Even as PSU Bank frauds assume focus after the billion dollar PNB fraud, a recent report by Central Vigilance Commission (CVC) analyses top 100 frauds that has been committed in 13 sectors, including Gems & Jewellery and Aviation.
Even as PSU Bank frauds assume focus after the recent billion dollar fraud allegedly perpetrated by diamontiare Nirav Modi, a recent report by Central Vigilance Commission (CVC) analyses top 100 frauds that has been committed in 13 sectors, including Gems & Jewellery and Aviation. While bank frauds have been in public focus due to high profile cases involving Vijay Mallya and others, the CVC report, does not name any individual or company involved in the cases it has analysed. Further, the analysis details only with frauds concerning public sector banks. The report has been submitted to the RBI. The cetral bank has acknowledged it as useful and circulated it among public sector banks. We take a closer look at what the CVC has to say about frauds in the Gems & Jewellery and Aviation sectors.
Gems & jewellery
In the Gems & Jewellery sector, the CVC analyses three cases of frauds which were committed after taking bank loans. Explaining how the frauds were conducted in the sector, CVC noted that the companies deliberately inflated the valuation of diamonds with the mala fide intention to avail higher credit facilities from the lenders and also to indicate the security coverage available with the lenders. “Export bills which remained unpaid on due date were purchased by the consortium Banks. The details of debtors submitted by the companies to the bank in order to avail credit facilities appeared to be manipulated, false and fabricated. They also resorted to availing post-shipment finance by discounting ‘Export Bills’ from one of the member banks, while pre-shipment finance was obtained from another member bank by way of Standby Letter of Credit (SBLC), leading to double financing,” noted the CVC report.
The report noted that there had been lapses on the bank’s part too, as due diligence report on borrowers were not obtained before submitting the renewal proposal. Further, no credit assessment was done for these customers. “There was no evidence for proof of delivery of the goods to customers… In the absence of any effective mechanism to monitor the movement of discounted Export bill proceeds towards liquidation of SBLCs across member banks, the companies manipulatively diverted and round tripped the funds to their shell companies,” said the CVC report. The report says that the lead bank in the lending consortium did not share the areas of concern, and did not take note of warning signals mentioned in business rating reports.

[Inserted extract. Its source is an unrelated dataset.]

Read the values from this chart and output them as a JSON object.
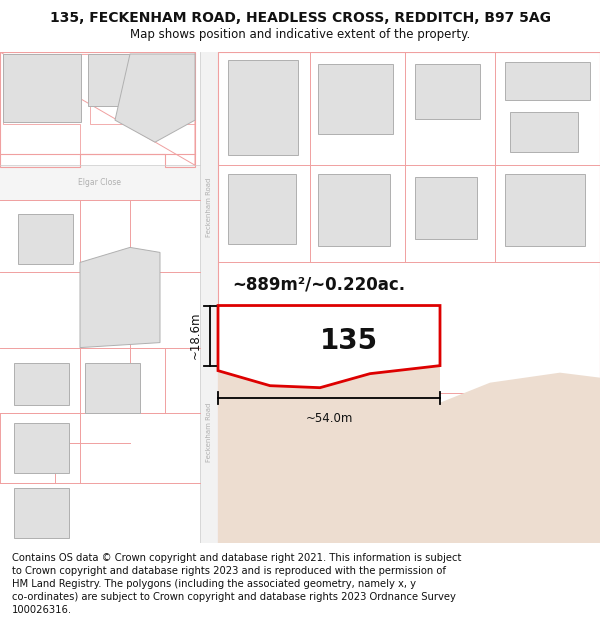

In the aviation space, CVC analyses one company, which began commercial operations in May 2005 and was a leading company with a 21% market share in domestic operations. The firm was promoted by another group which had a presence in many countries. The CVC report notes that the company under consideration, cheated the lending bank by suppressing facts in financial statements and diverting the funds to related entities for purposes other than those for which financing was done, reported The Indian Express. The company ran its operations mostly on leased aircraft for which an overseas entity (vendor) was created, which in turn created fictitious invoices with inflated bills, the daily quoted CVC report as saying. Whatever money the company owed to the leasing company would be disbursed, and the rest parked with the entity.